Deputy President Rigathi Gachagua and Cabinet Secretary Moses Kuria have once again reignited their war, firing salvos at each other.
Fireworks as DP Gachagua, Moses Kuria face off again amid unease in Kenya Kwanza
After striking a reconciliatory tone that lasted for a few hours, Deputy President Rigathi Gachagua and Trade CS Moses Kuria are back at it firing salvos at each other
Kuria fired the first salvo in Siaya when he responded to Gachagua’s claims that Kenya is a shareholder company in which the interests of shareholders must be served first before thinking of others.
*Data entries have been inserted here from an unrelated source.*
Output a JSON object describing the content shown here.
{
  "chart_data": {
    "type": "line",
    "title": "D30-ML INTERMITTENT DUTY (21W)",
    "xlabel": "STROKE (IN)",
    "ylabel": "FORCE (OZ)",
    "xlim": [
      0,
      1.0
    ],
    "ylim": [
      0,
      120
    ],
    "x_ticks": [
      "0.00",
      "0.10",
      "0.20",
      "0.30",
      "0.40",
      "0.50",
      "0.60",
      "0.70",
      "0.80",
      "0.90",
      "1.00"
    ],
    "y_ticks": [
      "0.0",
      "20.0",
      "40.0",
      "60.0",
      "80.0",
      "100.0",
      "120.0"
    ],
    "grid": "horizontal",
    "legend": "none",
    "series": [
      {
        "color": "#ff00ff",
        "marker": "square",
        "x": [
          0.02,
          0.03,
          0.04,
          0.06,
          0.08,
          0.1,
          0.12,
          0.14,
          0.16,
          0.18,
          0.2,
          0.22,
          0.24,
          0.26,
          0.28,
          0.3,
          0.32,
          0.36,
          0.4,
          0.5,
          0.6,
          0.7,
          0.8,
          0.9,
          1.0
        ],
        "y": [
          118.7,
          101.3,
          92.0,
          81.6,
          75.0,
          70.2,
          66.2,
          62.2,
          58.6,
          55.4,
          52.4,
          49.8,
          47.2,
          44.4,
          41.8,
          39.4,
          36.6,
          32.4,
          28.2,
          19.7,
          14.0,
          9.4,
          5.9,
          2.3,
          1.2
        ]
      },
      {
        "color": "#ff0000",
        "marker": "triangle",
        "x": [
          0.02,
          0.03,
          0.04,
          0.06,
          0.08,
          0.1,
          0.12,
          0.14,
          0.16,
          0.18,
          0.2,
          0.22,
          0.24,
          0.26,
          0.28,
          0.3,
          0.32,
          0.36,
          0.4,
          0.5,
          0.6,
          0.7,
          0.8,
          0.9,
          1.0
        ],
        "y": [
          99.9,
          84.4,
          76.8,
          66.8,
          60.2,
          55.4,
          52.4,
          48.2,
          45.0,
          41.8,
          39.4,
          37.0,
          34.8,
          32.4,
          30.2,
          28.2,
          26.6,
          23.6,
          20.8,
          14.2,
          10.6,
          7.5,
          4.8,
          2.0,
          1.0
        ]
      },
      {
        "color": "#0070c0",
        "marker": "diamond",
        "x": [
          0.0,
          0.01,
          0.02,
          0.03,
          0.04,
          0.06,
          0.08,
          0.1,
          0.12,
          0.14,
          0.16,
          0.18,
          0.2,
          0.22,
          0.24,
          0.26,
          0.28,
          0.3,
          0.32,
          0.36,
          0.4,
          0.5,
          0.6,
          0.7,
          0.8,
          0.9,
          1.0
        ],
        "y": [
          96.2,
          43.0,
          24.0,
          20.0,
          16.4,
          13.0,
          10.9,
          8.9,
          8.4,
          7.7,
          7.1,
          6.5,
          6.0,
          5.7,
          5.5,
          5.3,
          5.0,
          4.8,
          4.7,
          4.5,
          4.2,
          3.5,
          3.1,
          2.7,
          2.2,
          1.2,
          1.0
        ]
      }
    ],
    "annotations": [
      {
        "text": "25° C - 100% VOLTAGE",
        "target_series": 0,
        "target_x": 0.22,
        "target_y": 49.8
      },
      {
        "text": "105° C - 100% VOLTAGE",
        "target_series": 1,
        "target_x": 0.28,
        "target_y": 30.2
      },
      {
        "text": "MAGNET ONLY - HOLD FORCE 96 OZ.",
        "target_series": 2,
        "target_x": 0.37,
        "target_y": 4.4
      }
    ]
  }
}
“We want to create 47 mini-economies that work together for our country. For me, all parts of Kenya are useful. By the mere fact that the products that you have that can contribute to our jobs, to our foreign exchange, to our national GDP, everybody in this country is a shareholder,” said Kuria.
According to Gachagua, only those who supported Kenya Kwanza in the elections are the true shareholders in the government and are given front-row seats when plum jobs and developments are rolled out.
The salvo appears to have hit the right target with Deputy President firing back and maintaining that he is unapologetic over the remarks which caused a stir across the political divide.
Speaking during the burial of Teresia Mwangi, mother of Vice Chief of Defence Forces Lt Gen Johan Mwangi on Saturday, September 23, Gachagua maintained that he is not apologetic for the utterances that Kenya is a shareholding company.
Gachagua remains unapologetic
He maintained that in as much as the statement may have unsettled some, those who laboured must first be rewarded with their harvest before others.
“You can’t plant maize and expect to harvest beans. Even at the family level, a mother does not feed her neighbour’s children before her own are fed. I have been accused of being rude and condemned for this fact as it is, but I am not apologetic” Gachagua noted.
Drifting away from the reconciliatory tone he struck earlier in the week when he defended Kuria from the pressure to have the president sack him, Gachagua revisited early statements by Moses Kuria and other leaders on the prices of fuel.
“The clergy gives us hope every Sunday. I urge leaders issuing statements of hopelessness to Kenyans to give them hope like the clergy do. The cost of fuel is an international crisis. Let’s stop hypocrisy and tell Kenyans the truth,” Gachagua stated.
The duo have been bickering, firing salvos at each other amid reports that not all is well in Kenya Kwanza.